Starting a part-time business?

Continuing our current series of guides on starting a new business venture, we’re taking a look at a large but mostly forgotten sector – part-time business owners.

A part-time business owner will be in full time, or part-time, employment, looking after their business as and when they can – during holidays, in the evenings or at weekends. You can think of it as a kind of ‘hobby’ business, where the owner is looking to make a little extra cash or, may be, just dipping their toe into something before taking the plunge.

Running a business parallel with the main job is usually a great way to start earning extra money. However, as with any new venture, it must be registered with HMRC and all the other paperwork must be in order. It may be small beer at the start but, if it develops into a full-time concern, the paperwork has to be in order from the start.

So, what are the main factors to consider when starting a part-time business?

  • Do you need to register with HMRC: If you’re earning, HMRC need to know. So, when you set up any business you will need to register with HMRC as self-employed or as a limited company. If you don’t, you could find yourself on the wrong end of a hefty fine!
  • What is the best legal structure for my business? Choose whether you will operate as self-employed or through a limited company. This can be quite an important decision when you are employed elsewhere as you’ll see below.
  • Is this a hobby or the start of something big? Managing a growing business on a part-time basis is difficult. Priorities are spread thinly, time is precious and workload is often immense. You will need to decide whether making sacrifices elsewhere will benefit your new venture.
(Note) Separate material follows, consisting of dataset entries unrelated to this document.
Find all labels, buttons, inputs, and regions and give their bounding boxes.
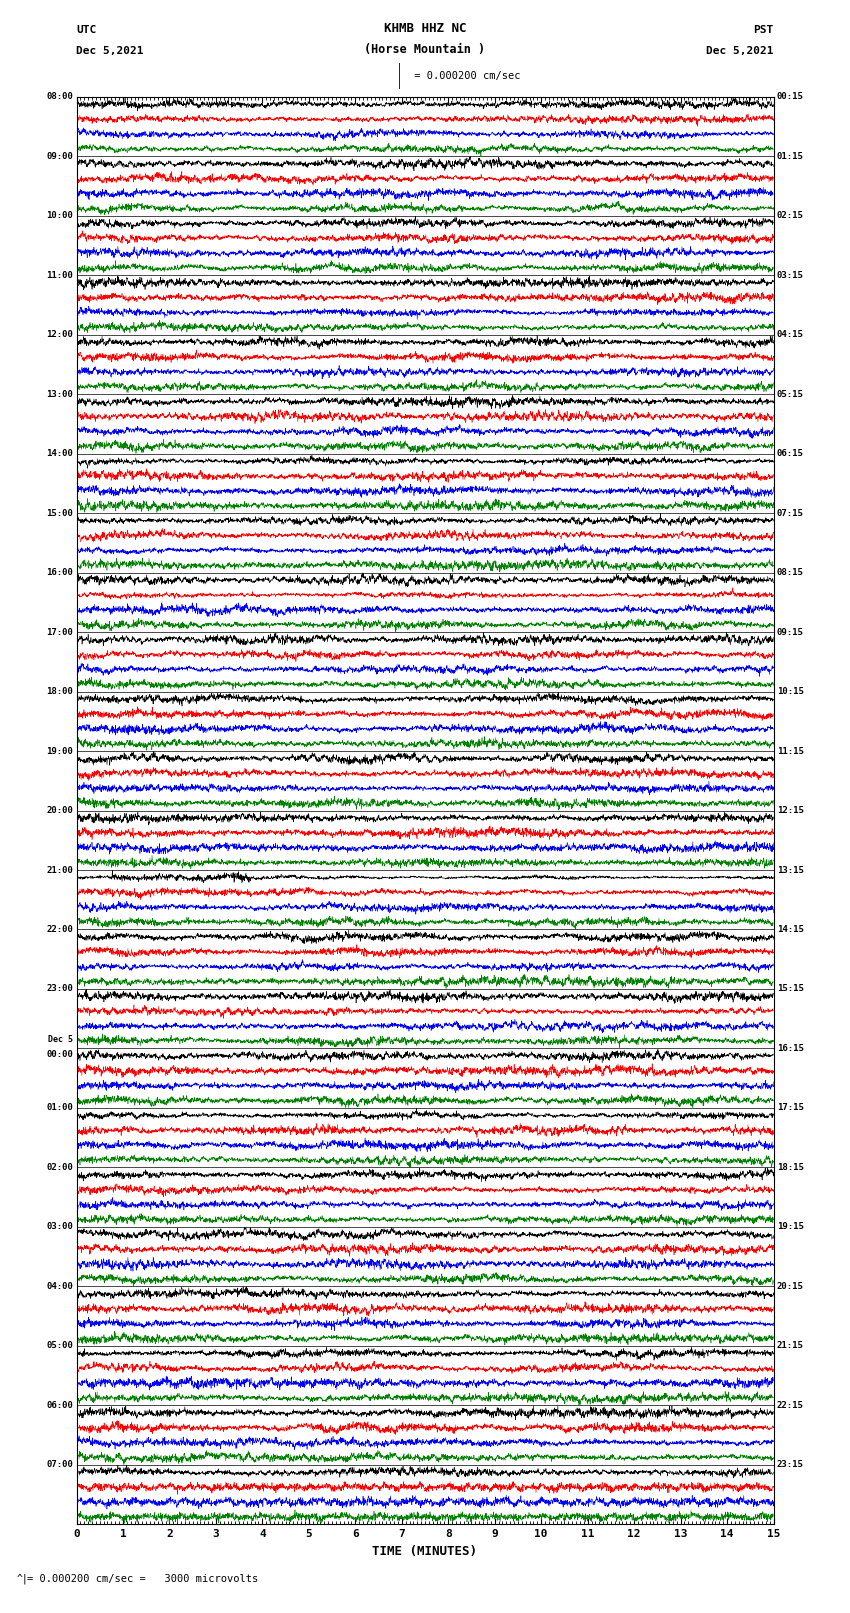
Text: = 0.000200 cm/sec: = 0.000200 cm/sec [408,71,520,81]
Text: 13:00: 13:00 [46,390,73,398]
Text: PST: PST [753,26,774,35]
Text: 21:15: 21:15 [777,1342,804,1350]
Text: 18:15: 18:15 [777,1163,804,1173]
Text: Dec 5,2021: Dec 5,2021 [706,47,774,56]
Text: 19:00: 19:00 [46,747,73,755]
Text: 17:00: 17:00 [46,627,73,637]
Text: Dec 5,2021: Dec 5,2021 [76,47,144,56]
Text: 09:00: 09:00 [46,152,73,161]
Text: 04:00: 04:00 [46,1282,73,1290]
Text: 12:15: 12:15 [777,806,804,815]
Text: 03:00: 03:00 [46,1223,73,1231]
Text: 19:15: 19:15 [777,1223,804,1231]
Text: 10:00: 10:00 [46,211,73,221]
Text: (Horse Mountain ): (Horse Mountain ) [365,44,485,56]
Text: 05:15: 05:15 [777,390,804,398]
Text: 03:15: 03:15 [777,271,804,279]
Text: 08:00: 08:00 [46,92,73,102]
Text: 16:15: 16:15 [777,1044,804,1053]
Text: UTC: UTC [76,26,97,35]
Text: 11:15: 11:15 [777,747,804,755]
Text: 20:00: 20:00 [46,806,73,815]
Text: 16:00: 16:00 [46,568,73,577]
Text: 22:15: 22:15 [777,1400,804,1410]
Text: ^|: ^| [17,1573,29,1584]
Text: 15:15: 15:15 [777,984,804,994]
Text: = 0.000200 cm/sec =   3000 microvolts: = 0.000200 cm/sec = 3000 microvolts [27,1574,258,1584]
Text: 07:15: 07:15 [777,508,804,518]
Text: 14:00: 14:00 [46,448,73,458]
Text: 06:15: 06:15 [777,448,804,458]
X-axis label: TIME (MINUTES): TIME (MINUTES) [372,1545,478,1558]
Text: 00:15: 00:15 [777,92,804,102]
Text: 08:15: 08:15 [777,568,804,577]
Text: 20:15: 20:15 [777,1282,804,1290]
Text: 17:15: 17:15 [777,1103,804,1113]
Text: KHMB HHZ NC: KHMB HHZ NC [383,23,467,35]
Text: 23:00: 23:00 [46,984,73,994]
Text: 07:00: 07:00 [46,1460,73,1469]
Text: 21:00: 21:00 [46,866,73,874]
Text: 06:00: 06:00 [46,1400,73,1410]
Text: 02:00: 02:00 [46,1163,73,1173]
Text: 22:00: 22:00 [46,924,73,934]
Text: 04:15: 04:15 [777,331,804,339]
Text: 18:00: 18:00 [46,687,73,697]
Text: 23:15: 23:15 [777,1460,804,1469]
Text: 14:15: 14:15 [777,924,804,934]
Text: 11:00: 11:00 [46,271,73,279]
Text: 13:15: 13:15 [777,866,804,874]
Text: 12:00: 12:00 [46,331,73,339]
Text: 05:00: 05:00 [46,1342,73,1350]
Text: 10:15: 10:15 [777,687,804,697]
Text: 02:15: 02:15 [777,211,804,221]
Text: 01:15: 01:15 [777,152,804,161]
Text: 00:00: 00:00 [46,1050,73,1060]
Text: 09:15: 09:15 [777,627,804,637]
Text: Dec 5: Dec 5 [48,1034,73,1044]
Text: 15:00: 15:00 [46,508,73,518]
Text: 01:00: 01:00 [46,1103,73,1113]
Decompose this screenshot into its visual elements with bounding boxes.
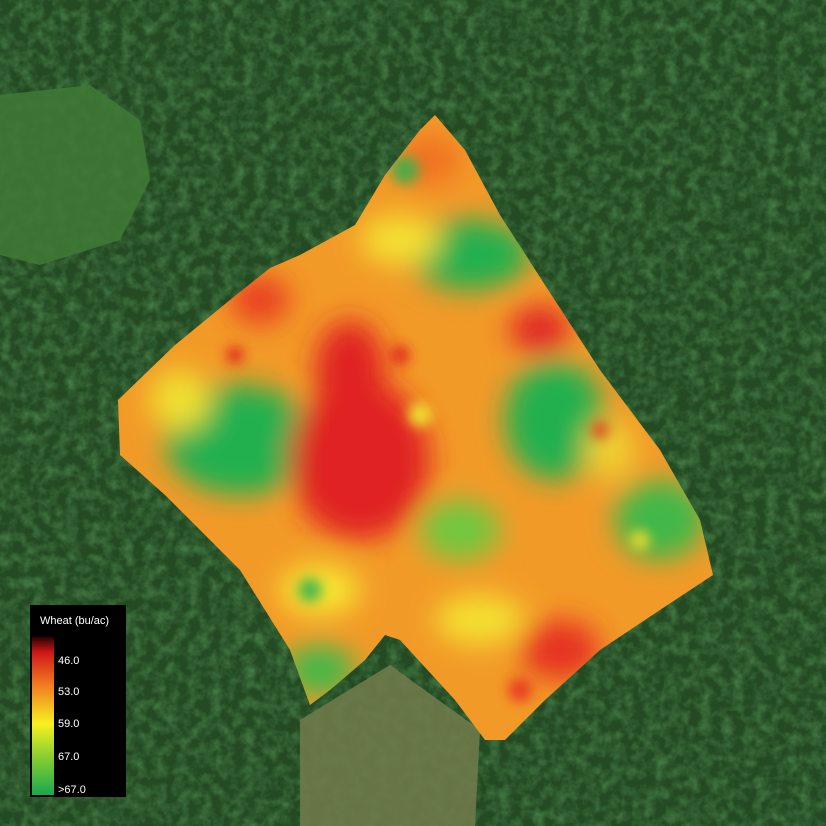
legend-label: >67.0 xyxy=(58,784,86,796)
legend-title: Wheat (bu/ac) xyxy=(40,615,109,627)
hay-field xyxy=(300,665,480,826)
legend-label: 53.0 xyxy=(58,686,79,698)
legend-color-bar xyxy=(32,637,54,795)
legend-label: 67.0 xyxy=(58,751,79,763)
legend-label: 46.0 xyxy=(58,655,79,667)
legend: Wheat (bu/ac) 46.0 53.0 59.0 67.0 >67.0 xyxy=(30,605,126,797)
crop-field xyxy=(0,85,150,265)
legend-label: 59.0 xyxy=(58,718,79,730)
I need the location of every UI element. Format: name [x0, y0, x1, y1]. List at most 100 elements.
How should I set up my business?

If you are employed on a full, or part-time basis, your tax-free personal allowances will usually be fully utilised already. So, you need to consider the best way to set up your business. Any additional income you make could be taxed at the full rate without any tax allowance deductions. What that means is you could be giving the Taxman up to 50% of profits each year! You really don’t want to do that.

So, here are some of the factors that will help you decide the best business structure:

  • Am I a basic or higher rate tax payer?
  • Will I invest profits into the business or spend them personally>

Answering these question will help you make the correct decision in becoming either a sole trader or limited company.

Why? Well, For example, if you’re a higher rate tax payer and are a sole trader, all profits generated will be taxed at 40% plus 9% National Insurance. But, if you set up a limited company and decide not to take out any money, profits charged to corporation tax would be 20%.

Generating profits of £15,000 a year could result in a tax bill difference of around £4,350!

However, things start to get muddier if you decide to take money out of the limited company. Taking all available profits from the company would reduce the tax savings down to approx. £1,500 – that’s still a saving though!

Although deciding upon the best tax efficient structure for your business is important, you need to consider what the best structure is for yourself. Our blog post what’s the best business structure for me? discusses the various issues around this.

As you cannot retrospectively alter the business, making important decisions like this before you start in business will save you paying over unnecessary tax to HMRC.
After all, no-one like paying too much tax!